3.      Criminal Law - Merger of Offenses
Merger in criminal law occurs where the same act of crime is within the definition of a misdemeanor and likewise a felony.

[1 P. S. Ct. R 198]

4.      Criminal Law - Merger of Offenses
Merger in criminal law occurs when the same criminal act constitutes both felony and misdemeanor, and where there is identity of time, place arid circumstance.
 
5.      Common Law- Merger of Offenses
At common law, if a misdemeanor is an ingredient of a felony, the misdemeanor is said to be merged into the felony, and prosecution can only be for the latter.

6.      Criminal Law - Merger of Offenses
The doctrine of merger has no application where both crimes are misde meanors or both crimes are felonies, though one may be of much graver character than the other and punishable with much greater severity. In such a case, however, another principle may apply, that is, if one of Tense is a necessary in gradient of another, a trial for one may bar prosecution of the other under the double jeopardy rule. (2 Am Jur 2d, Criminal Law. Section 9).

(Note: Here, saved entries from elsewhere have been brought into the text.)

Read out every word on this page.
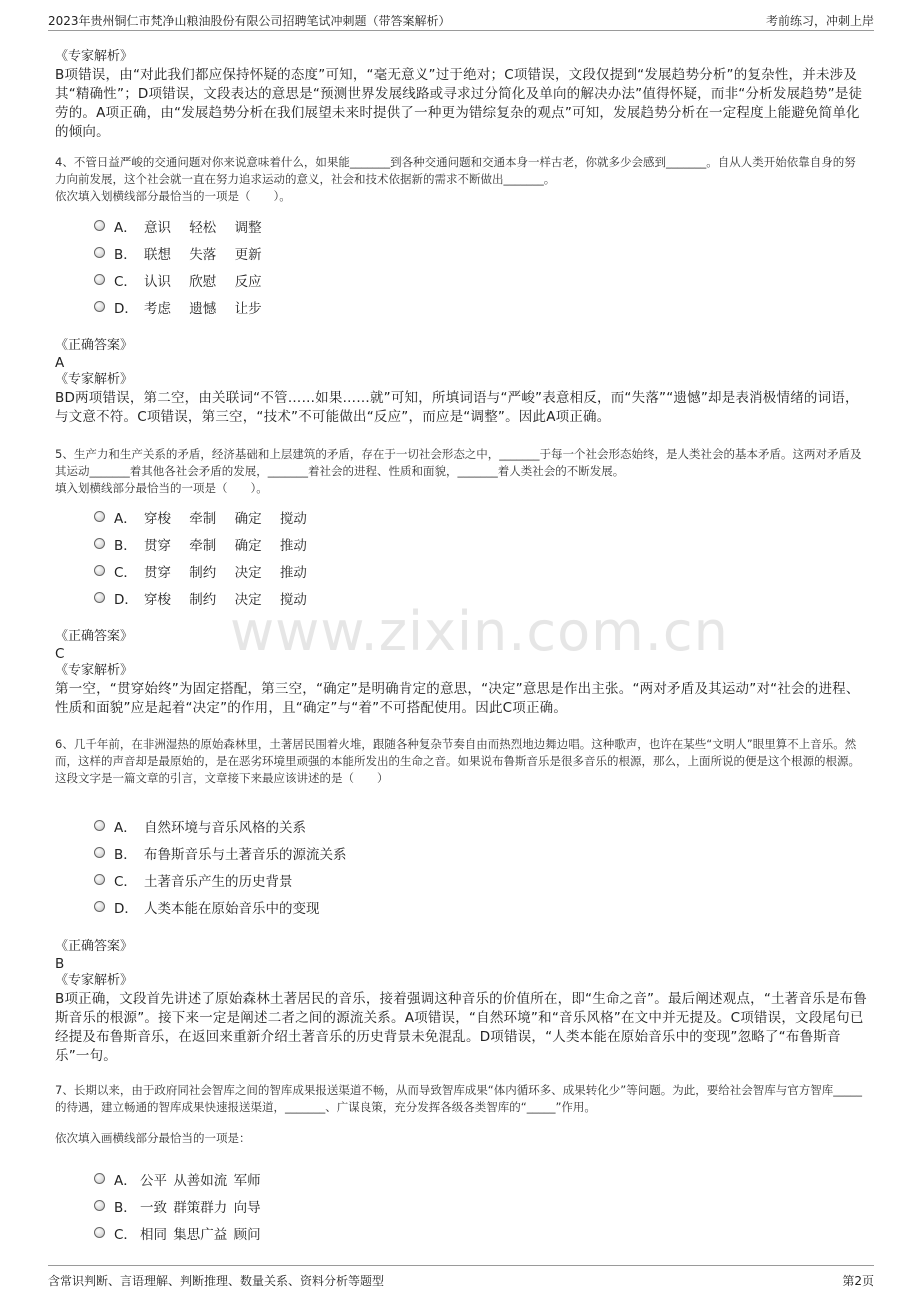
2023年贵州铜仁市梵净山粮油股份有限公司招聘笔试冲刺题（带答案解析）	考前练习，冲刺上岸
www.zixin.com.cn
《专家解析》
B项错误，由“对此我们都应保持怀疑的态度”可知，“毫无意义”过于绝对；C项错误，文段仅提到“发展趋势分析”的复杂性，并未涉及其“精确性”；D项错误，文段表达的意思是“预测世界发展线路或寻求过分简化及单向的解决办法”值得怀疑，而非“分析发展趋势”是徒劳的。A项正确，由“发展趋势分析在我们展望未来时提供了一种更为错综复杂的观点”可知，发展趋势分析在一定程度上能避免简单化的倾向。
4、不管日益严峻的交通问题对你来说意味着什么，如果能_______到各种交通问题和交通本身一样古老，你就多少会感到_______。自从人类开始依靠自身的努力向前发展，这个社会就一直在努力追求运动的意义，社会和技术依据新的需求不断做出_______。
依次填入划横线部分最恰当的一项是（　　）。
A． 意识 轻松 调整
B． 联想 失落 更新
C． 认识 欣慰 反应
D． 考虑 遗憾 让步
《正确答案》
A
《专家解析》
BD两项错误，第二空，由关联词“不管……如果……就”可知，所填词语与“严峻”表意相反，而“失落”“遗憾”却是表消极情绪的词语，与文意不符。C项错误，第三空，“技术”不可能做出“反应”，而应是“调整”。因此A项正确。
5、生产力和生产关系的矛盾，经济基础和上层建筑的矛盾，存在于一切社会形态之中，_______于每一个社会形态始终，是人类社会的基本矛盾。这两对矛盾及其运动_______着其他各社会矛盾的发展，_______着社会的进程、性质和面貌，_______着人类社会的不断发展。
填入划横线部分最恰当的一项是（　　）。
A． 穿梭 牵制 确定 搅动
B． 贯穿 牵制 确定 推动
C． 贯穿 制约 决定 推动
D． 穿梭 制约 决定 搅动
《正确答案》
C
《专家解析》
第一空，“贯穿始终”为固定搭配，第三空，“确定”是明确肯定的意思，“决定”意思是作出主张。“两对矛盾及其运动”对“社会的进程、性质和面貌”应是起着“决定”的作用，且“确定”与“着”不可搭配使用。因此C项正确。
6、几千年前，在非洲湿热的原始森林里，土著居民围着火堆，跟随各种复杂节奏自由而热烈地边舞边唱。这种歌声，也许在某些“文明人”眼里算不上音乐。然而，这样的声音却是最原始的，是在恶劣环境里顽强的本能所发出的生命之音。如果说布鲁斯音乐是很多音乐的根源，那么，上面所说的便是这个根源的根源。
这段文字是一篇文章的引言，文章接下来最应该讲述的是（　　）
A． 自然环境与音乐风格的关系
B． 布鲁斯音乐与土著音乐的源流关系
C． 土著音乐产生的历史背景
D． 人类本能在原始音乐中的变现
《正确答案》
B
《专家解析》
B项正确，文段首先讲述了原始森林土著居民的音乐，接着强调这种音乐的价值所在，即“生命之音”。最后阐述观点，“土著音乐是布鲁斯音乐的根源”。接下来一定是阐述二者之间的源流关系。A项错误，“自然环境”和“音乐风格”在文中并无提及。C项错误，文段尾句已经提及布鲁斯音乐，在返回来重新介绍土著音乐的历史背景未免混乱。D项错误，“人类本能在原始音乐中的变现”忽略了“布鲁斯音乐”一句。
7、长期以来，由于政府同社会智库之间的智库成果报送渠道不畅，从而导致智库成果“体内循环多、成果转化少”等问题。为此，要给社会智库与官方智库_____的待遇，建立畅通的智库成果快速报送渠道，_______、广谋良策，充分发挥各级各类智库的“_____”作用。
依次填入画横线部分最恰当的一项是：
A． 公平 从善如流 军师
B． 一致 群策群力 向导
C． 相同 集思广益 顾问
含常识判断、言语理解、判断推理、数量关系、资料分析等题型	第2页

7.      Criminal Law - Merger of Offenses - Test of Lesser Included Offense
The test of whether the same act constitutes a violation of two distinct statutory provisions is whether each provision requires proof of additional fact which the other does not.

8.      Criminal Law - Merger of Offenses - Conviction of Greater Offense - Effect
Conviction of the greater merges all lesser included offenses, whether charged or not, but the reverse is not true.

9.      Criminal Law - Merger of Offenses - Assault and Battery
The doctrine of merger of offenses applies in prosecutions for assault and battery. (6 Am Jur 2d, Assault and Battery, Section 56, 57)

10.      Criminal Law - Merger of Offenses
The offense of breach of the peace by abusive language is not embraced in the crime of assault and battery. (6 Am Jur 2d, Assault and Battery, Section 56)

[1 P. S. Ct. R 199]

Counsel for Plaintiff:      Dickson Santos

Counsel for Defendant:      Kletus James

JUDAH C. JOHNNY, Associate Justice
     I called this matter for trial on July 17, 1985, in Kolonia, State of Pohnpei. It appears of record that at arraignment, held June 17, 1985, the accused offered a guilty plea to Count I of Assault and Battery, and not guilty plea to Count II of Disturbing the Peace. On motion of Prosecution, Count III of Misconduct in Public Office, was ordered dismissed on the same day.
 
     Immediately prior to trial on July 17, 1985, the defendant offered to change his plea of not guilty to a plea of guilty on Count II, but requested this Court to examine the charges to determine whether or not Count II might have been merged into Count I.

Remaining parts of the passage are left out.